Nickel equities had a tough time last week in response to the 12% price crash for the stainless steel and lithium-ion battery material.

The metal’s price fall from $US8.46/lb to $US7.41/lb left leading producers and explorers/developers sporting losses for the week ranging from 3% to 15%.

That was despite the nickel price, at its diminished level, still being 18% higher than its CY2020 average of $6.26/lb, with the bounce from 2020 levels a response to the battery-powered electric vehicle revolution gathering momentum.

So has the battery thematic for nickel broken down, and does the sell-off in nickel equities present investors with fresh opportunities?

In short, no and yes.

The “shock’’ that took the nickel price down was news from the world’s biggest nickel producer, China’s Tsingshan, that it was partly diversifying from the supplying the stainless industry into the battery materials space.

Tsingshan said it had signed a one-year supply contract for 100,000 tonnes of nickel matte (an intermediate product grading 75% nickel) from its Indonesian operations with two Chinese battery materials groups.

The shock factor was that the nickel matte would be produced from nickel pig iron (NPI), a combination of nickel and pig iron consumed by the stainless industry and not suitable as a precursor battery material.

There will be a conversion cost in turning NPI in to nickel matte which Macquarie estimates at about $US1,000 tonne ($US45c/lb). And as matte selling prices are the same or lower than NPI, the exercise is value destructive.

Value destructive perhaps, but as Macquarie noted, on current Indonesian expansion plans, NPI for the stainless steel market faces massive over-supply. So it makes sense for Tsingshan to diversify into the battery materials market rather than having to stockpile NPI.

But from a broader perspective, the world is going to need every pound of nickel it can get to meet the super-charged growth in demand coming from the EV sector, with the nickel market widely tipped to go into deficit around 2023, with or without NPI sourced nickel matte.

So Tsingshan’s diversification move is needed anyway.
 

2040 demand vs 2021 supply

According to commodity consultant Roskill, nickel demand from the stainless steel sector was about 1.55 million tonnes in 2020 while batteries absorbed 143,000 tonnes.

“However, it is the battery sector that is forecast to become the most significant driver of nickel demand growth moving forward. Batteries are expected to increase by 13.5% (CAGR) to 2040, where demand from the sector could reach over 1.8 million tonnes.’’

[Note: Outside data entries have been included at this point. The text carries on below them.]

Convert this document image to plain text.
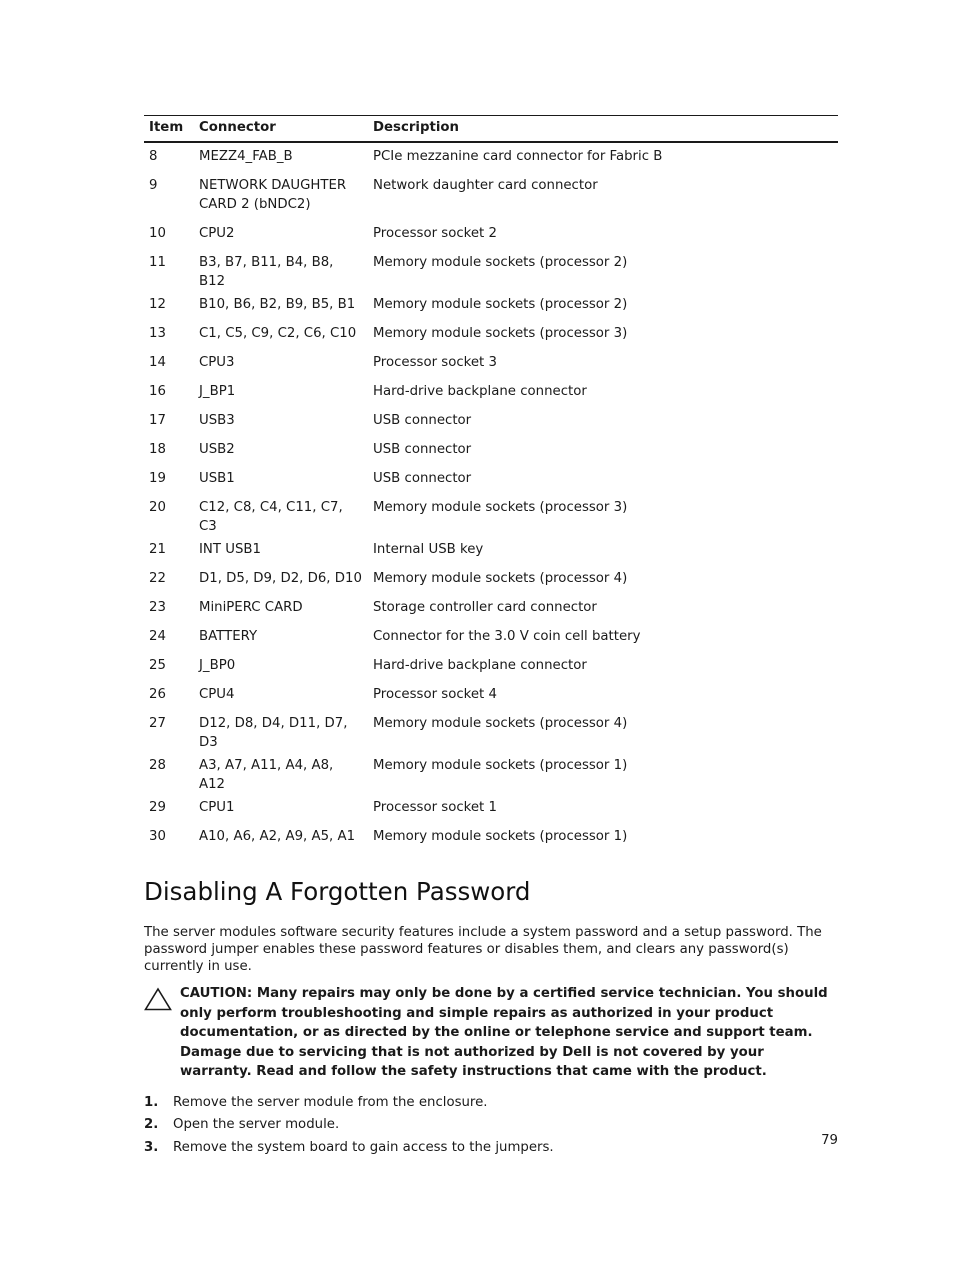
Item	Connector	Description
8	MEZZ4_FAB_B	PCIe mezzanine card connector for Fabric B
9	NETWORK DAUGHTER CARD 2 (bNDC2)	Network daughter card connector
10	CPU2	Processor socket 2
11	B3, B7, B11, B4, B8, B12	Memory module sockets (processor 2)
12	B10, B6, B2, B9, B5, B1	Memory module sockets (processor 2)
13	C1, C5, C9, C2, C6, C10	Memory module sockets (processor 3)
14	CPU3	Processor socket 3
16	J_BP1	Hard-drive backplane connector
17	USB3	USB connector
18	USB2	USB connector
19	USB1	USB connector
20	C12, C8, C4, C11, C7, C3	Memory module sockets (processor 3)
21	INT USB1	Internal USB key
22	D1, D5, D9, D2, D6, D10	Memory module sockets (processor 4)
23	MiniPERC CARD	Storage controller card connector
24	BATTERY	Connector for the 3.0 V coin cell battery
25	J_BP0	Hard-drive backplane connector
26	CPU4	Processor socket 4
27	D12, D8, D4, D11, D7, D3	Memory module sockets (processor 4)
28	A3, A7, A11, A4, A8, A12	Memory module sockets (processor 1)
29	CPU1	Processor socket 1
30	A10, A6, A2, A9, A5, A1	Memory module sockets (processor 1)
Disabling A Forgotten Password

The server modules software security features include a system password and a setup password. The password jumper enables these password features or disables them, and clears any password(s) currently in use.

CAUTION: Many repairs may only be done by a certified service technician. You should only perform troubleshooting and simple repairs as authorized in your product documentation, or as directed by the online or telephone service and support team. Damage due to servicing that is not authorized by Dell is not covered by your warranty. Read and follow the safety instructions that came with the product.
1. Remove the server module from the enclosure.
2. Open the server module.
3. Remove the system board to gain access to the jumpers.	79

And again from a broader perspective, many commentators have noted that nickel matte produced from NPI is unlikely to meet the clean and green requirements of European and US automakers. NPI production is energy and emission intensive itself, relying in Indonesia on coal-fired power. Then there is the energy and emissions involved in converting NPI in to nickel matte.

From all that it can be said that Garimpeiro for one is satisfied that the nickel price come 2023 or thereabouts, it will likely be much higher because of supply shortages, and the need to incentivise new production.

Having said that, sentiment to the nickel price has been dented in the near-term by the Tsingshan move. So investors might want to avoid the nickel producers until the nickel price stabilises.

It’s a different story with the explorers and developers. The explorers remain leveraged to a discovery while the advanced developers are poised to capitalise from having their first production kicking in when the EV-induced nickel supply shortage takes hold around 2023.

In the here and now, both categories can be picked up at lower prices thanks to last week’s sell-off.

In the explorer category, Legend (ASX:LEG) weathered the nickel price slump better than most with its 3.7% share price fall for the week to Friday’s 13c.

Little wonder too, as a diary entry suggests that the company must be close to starting its 2021 drilling program at its high-rated Mawson discovery in WA’s Fraser Range.

It is the one that finished off last year with a flourish with the best hole to date – 31.1m grading 2.04% nickel and 0.15% cobalt from a depth of 200.7m. The new program will be all about finding the big system driving that kind of result.

Amongst the developers, Mincor lost 12% to 96c last week. It is on its way to returning its Kambalda operations to production at an annual average rate of rate 14,000 tonnes of (contained) nickel.

Its “new’’ Kambalda is underpinned by the Cassini discovery, expected to deliver nickel at a cash cost of $US2.76/lb.